Colibri: Eu tenho pensado bastante sobre isso recentemente. Depois que acabou o processo de gravação, eu tentei me despir das minhas expectativas, no sentido de tentar deixar isso aberto a qualquer pessoa que esteja disposta a ouvir a mensagem que ele tem para passar. Quando eu era mais novo, tinham discos que eu não ouvia simplesmente porque a mensagem não estava chegando para mim. Muito tempo depois, a minha atenção se voltava para aquele artista de uma maneira muito poderosa, e assim eu conseguiria me relacionar com o disco. Isso prova que não existe barreira para a compreensão da música se não a nossa própria compreensão. O que eu espero das pessoas é que elas se sintam convidadas a analisar a música de uma forma diferente.

Eu acho que a música tem essa capacidade, e eu gostaria que ouvissem o meu disco com essa disposição de serem tocadas eventualmente. Ouvir como se estivesse sentando para conversar comigo, e não como se estivesse para ouvir o novo disco de uma grande estrela. Acho que não é bem por aí que o caminho da música me leva. A ideia é uma conversa, como estou fazendo agora com você.

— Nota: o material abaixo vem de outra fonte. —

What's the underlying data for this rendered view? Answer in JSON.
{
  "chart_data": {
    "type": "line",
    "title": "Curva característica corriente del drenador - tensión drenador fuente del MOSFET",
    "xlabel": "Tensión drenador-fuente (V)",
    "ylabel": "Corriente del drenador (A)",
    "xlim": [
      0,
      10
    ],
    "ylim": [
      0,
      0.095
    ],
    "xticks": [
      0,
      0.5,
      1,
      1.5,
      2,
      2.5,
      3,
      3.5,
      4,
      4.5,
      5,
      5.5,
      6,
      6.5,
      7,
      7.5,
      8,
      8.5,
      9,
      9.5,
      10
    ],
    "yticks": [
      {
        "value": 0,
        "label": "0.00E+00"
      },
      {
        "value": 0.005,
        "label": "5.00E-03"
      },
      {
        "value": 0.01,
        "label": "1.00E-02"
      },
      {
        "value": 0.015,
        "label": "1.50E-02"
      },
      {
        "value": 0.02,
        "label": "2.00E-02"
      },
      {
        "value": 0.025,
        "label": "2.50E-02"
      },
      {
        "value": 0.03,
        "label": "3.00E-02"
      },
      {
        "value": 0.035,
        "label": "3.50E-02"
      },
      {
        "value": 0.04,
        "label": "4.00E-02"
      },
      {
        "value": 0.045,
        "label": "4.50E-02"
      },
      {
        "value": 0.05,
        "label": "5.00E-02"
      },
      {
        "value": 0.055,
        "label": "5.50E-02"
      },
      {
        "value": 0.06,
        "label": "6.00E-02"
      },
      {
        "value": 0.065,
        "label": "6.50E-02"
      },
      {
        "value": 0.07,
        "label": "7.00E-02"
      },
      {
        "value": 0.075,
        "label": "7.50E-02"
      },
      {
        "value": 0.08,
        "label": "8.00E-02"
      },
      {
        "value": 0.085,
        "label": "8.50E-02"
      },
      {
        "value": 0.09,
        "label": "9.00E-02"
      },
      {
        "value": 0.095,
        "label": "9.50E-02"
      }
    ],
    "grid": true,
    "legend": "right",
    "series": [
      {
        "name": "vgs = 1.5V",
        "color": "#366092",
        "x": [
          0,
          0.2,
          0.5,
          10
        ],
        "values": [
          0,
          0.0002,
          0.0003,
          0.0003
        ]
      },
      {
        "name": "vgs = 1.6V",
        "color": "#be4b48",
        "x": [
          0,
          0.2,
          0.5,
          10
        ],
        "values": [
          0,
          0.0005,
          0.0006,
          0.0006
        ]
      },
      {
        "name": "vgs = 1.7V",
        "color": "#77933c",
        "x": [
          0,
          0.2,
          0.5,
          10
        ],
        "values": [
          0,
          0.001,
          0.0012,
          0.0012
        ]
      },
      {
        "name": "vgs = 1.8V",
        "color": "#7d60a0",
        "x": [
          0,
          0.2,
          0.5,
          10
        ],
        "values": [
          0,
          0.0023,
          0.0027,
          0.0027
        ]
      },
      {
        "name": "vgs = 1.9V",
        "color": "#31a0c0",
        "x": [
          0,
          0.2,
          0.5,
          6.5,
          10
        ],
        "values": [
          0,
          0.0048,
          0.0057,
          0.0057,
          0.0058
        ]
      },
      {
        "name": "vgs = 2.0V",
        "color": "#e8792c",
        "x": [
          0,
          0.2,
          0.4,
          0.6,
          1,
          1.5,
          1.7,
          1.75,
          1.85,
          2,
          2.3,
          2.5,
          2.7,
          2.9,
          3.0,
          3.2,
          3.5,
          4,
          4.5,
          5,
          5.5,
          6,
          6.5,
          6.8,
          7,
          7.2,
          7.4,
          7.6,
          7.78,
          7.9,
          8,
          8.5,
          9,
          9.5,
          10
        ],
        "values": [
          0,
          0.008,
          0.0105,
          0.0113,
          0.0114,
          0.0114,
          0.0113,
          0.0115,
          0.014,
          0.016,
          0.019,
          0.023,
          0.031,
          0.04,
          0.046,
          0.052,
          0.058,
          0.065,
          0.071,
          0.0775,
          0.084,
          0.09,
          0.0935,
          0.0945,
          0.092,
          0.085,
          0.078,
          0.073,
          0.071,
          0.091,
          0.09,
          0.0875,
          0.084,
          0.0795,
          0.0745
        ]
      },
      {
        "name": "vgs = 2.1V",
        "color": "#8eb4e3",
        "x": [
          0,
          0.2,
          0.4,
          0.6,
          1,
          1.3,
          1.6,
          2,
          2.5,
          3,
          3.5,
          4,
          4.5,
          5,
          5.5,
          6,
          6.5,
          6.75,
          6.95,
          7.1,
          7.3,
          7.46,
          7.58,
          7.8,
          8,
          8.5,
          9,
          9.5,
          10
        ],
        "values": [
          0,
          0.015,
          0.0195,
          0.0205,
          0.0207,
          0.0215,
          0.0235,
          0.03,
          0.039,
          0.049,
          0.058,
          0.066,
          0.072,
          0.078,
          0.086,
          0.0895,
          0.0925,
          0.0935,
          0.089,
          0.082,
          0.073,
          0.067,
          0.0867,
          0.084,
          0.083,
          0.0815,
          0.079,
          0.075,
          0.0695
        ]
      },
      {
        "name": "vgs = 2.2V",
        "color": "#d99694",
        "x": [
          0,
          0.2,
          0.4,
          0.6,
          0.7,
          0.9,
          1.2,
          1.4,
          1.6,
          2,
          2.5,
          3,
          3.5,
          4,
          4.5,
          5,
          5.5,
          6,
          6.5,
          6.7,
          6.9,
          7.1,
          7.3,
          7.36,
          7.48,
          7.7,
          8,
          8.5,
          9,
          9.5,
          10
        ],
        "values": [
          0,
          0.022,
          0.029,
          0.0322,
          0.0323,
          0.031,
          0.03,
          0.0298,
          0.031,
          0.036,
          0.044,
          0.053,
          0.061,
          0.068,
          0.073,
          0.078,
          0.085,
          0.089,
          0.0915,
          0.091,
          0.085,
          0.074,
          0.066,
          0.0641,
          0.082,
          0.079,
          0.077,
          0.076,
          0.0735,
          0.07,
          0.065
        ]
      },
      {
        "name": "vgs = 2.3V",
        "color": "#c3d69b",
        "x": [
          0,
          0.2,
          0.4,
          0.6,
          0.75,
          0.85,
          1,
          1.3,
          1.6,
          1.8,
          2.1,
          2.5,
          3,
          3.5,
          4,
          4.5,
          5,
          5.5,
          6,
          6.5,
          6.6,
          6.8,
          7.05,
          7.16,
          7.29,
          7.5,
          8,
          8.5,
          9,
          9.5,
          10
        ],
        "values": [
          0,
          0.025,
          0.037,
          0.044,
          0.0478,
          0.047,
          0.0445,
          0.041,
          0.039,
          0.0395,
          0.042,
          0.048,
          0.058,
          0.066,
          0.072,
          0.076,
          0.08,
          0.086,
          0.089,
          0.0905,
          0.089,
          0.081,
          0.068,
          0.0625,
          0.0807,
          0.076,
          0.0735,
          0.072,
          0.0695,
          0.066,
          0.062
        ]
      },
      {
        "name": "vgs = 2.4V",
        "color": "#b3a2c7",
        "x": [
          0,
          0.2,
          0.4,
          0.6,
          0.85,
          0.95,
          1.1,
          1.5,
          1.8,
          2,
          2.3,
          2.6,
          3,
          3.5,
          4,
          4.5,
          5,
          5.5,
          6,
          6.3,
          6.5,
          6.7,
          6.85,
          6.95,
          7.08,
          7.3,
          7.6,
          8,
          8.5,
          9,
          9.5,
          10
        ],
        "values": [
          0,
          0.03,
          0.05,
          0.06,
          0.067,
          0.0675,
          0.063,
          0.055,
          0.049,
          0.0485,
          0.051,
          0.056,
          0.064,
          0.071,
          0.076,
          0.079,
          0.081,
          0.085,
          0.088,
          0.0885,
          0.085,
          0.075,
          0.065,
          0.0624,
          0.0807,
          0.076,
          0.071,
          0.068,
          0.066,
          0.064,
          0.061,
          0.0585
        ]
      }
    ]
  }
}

TMDQA!: Como você nos descreveria um show desse seu projeto?

Colibri: Começamos com instrumental e vamos aproximando aos poucos da letra. Geralmente a gente apresenta o disco mais ou menos na íntegra, mas tem mudanças. O show tem jams com a banda, interpretações que os caras fizeram também para a minha manifestação. Eu descreveria o nosso show como uma experiência atenta aos detalhes, com uma atmosfera tranquila. É um show que você pode assistir sentado ou em pé. A gente faz uma experiência de explorar até onde as melodias vão na nossa criatividade, sabe? Os meninos não estão ali só executando o que eu criei. Muito pelo contrário: eles criaram muita coisa para o disco, e já mudaram essas coisas para o ao vivo. Apesar de ser um projeto solo, os meninos engrandecem muito a obra. Eu não acho que seria a mesma coisa sem a experiência que tivemos.

Colibri
Foto: Laryssa Machada

TMDQA!: Querendo conhecer você um pouco melhor, qual ou quais discos você considera um verdadeiro amigo? Que discos que você vai carregar para sempre consigo?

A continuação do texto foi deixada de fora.